Washington, D.C. businesses, in particular, should pay close attention to their data, as the district has committed to upholding strict data privacy mandates regarding the collection and use of online information, secure transmissions, and protection of personal information.
So before choosing a backup service provider, make sure they are up to the task. Here are some factors you should consider when selecting a managed backups provider.
Storage size and security
How much storage does your business typically need? On average, small- to medium-sized businesses (SMBs) need 500 GB of data to be fully functional, especially if they regularly purge outdated files and only keep up-to-date information synced up to their servers. So for SMBs, a backup solution that covers at least 500 GB of storage space is a good place to start.
Consider the nature of your business when determining the amount of backup space you need. For example, media companies tend to need more backup storage as they use higher-density files such as high-resolution videos, animations, and the like.
Also, it goes without saying that security is one of the first things you should assess. Look for a backup solutions provider that can give you a list of actions and contingencies they will deploy in case of cloud issues, wide-scale cyberattacks, and other cybersecurity events.
Many SMBs will go through a period of expansion. But there are also those that are still finding their footing in their chosen market and may not immediately prioritize growing their business. That is why scalable, cost-effective business solutions are the way to go.
Cloud-based data backups are a terrific way to cope with the needs of growing enterprises because they are scalable in that users only pay for the storage they use. In contrast, an in-house backup server will keep your costs high whether you use 10% or 100% of the server space.
Uptime and sync frequency
The whole point of having data backups is to be prepared for disaster at any time. So choose a backup provider that has a good track record of being available to be contacted for problems at all times. After all, backups won’t do you any good if your provider only syncs data once a week.
Reputable backup service providers sync up data within minutes of any updates or changes, and are available through hell or high water. You should be able to hold your provider accountable for their promises; one that offers a service level agreement (SLA) is one that is ready to put their name on the line in pursuit of customer satisfaction.
Businesses deal with sensitive customer data such as home addresses, personal phone numbers, and social security numbers. So it should be fundamental for your backup provider to account for the type of data you will entrust them with.
Review their policies on meeting the Health Insurance Portability and Accountability Act of 1996 (HIPAA), General Data Protection Regulation (GDPR), Payment Card Industry Data Security Standard (PCI DSS), and California Consumer Privacy Act (CCPA) guidelines.
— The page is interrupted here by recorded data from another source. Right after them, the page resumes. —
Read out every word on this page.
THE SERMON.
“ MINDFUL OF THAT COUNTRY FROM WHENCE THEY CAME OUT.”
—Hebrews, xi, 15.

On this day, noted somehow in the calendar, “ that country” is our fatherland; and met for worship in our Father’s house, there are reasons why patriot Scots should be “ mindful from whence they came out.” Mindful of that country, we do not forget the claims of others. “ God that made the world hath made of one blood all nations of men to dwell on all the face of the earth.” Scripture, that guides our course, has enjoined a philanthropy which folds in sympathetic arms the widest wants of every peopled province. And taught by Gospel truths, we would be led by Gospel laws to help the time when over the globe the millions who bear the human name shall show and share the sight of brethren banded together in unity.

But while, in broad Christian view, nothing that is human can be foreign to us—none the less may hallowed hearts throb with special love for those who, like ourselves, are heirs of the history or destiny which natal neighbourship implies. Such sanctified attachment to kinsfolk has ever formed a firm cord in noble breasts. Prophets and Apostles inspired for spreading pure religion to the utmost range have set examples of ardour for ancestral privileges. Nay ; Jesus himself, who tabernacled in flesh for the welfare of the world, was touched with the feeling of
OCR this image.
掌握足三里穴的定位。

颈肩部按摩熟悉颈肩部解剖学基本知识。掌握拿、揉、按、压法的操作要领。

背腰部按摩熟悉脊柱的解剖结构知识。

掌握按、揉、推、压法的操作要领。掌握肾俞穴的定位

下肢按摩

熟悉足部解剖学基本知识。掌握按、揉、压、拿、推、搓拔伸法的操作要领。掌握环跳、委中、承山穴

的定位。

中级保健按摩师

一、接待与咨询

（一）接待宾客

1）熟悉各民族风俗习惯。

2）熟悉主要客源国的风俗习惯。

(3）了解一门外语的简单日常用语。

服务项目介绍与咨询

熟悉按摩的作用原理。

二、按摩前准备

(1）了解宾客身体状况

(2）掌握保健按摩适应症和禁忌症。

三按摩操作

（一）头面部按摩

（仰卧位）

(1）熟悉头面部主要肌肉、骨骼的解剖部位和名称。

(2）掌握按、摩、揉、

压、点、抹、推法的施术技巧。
It's a smart move to set your prospective backups provider against CCPA, as it is one of the most stringent private information standards in the United States.
Terms of coverage and support
Finally, inquire about the terms of coverage and support. Ask them about file type limitations, direct access from your existing software, and whether they’ll have personnel available 24/7/365 in case of technical issues.
Don’t neglect to read the fine print to avoid nasty surprises. Also identify any possible red flags such as service limits, contract terms, and vendor lock-ins. Partner with a backup services provider that offers flexibility in terms of coverage and support.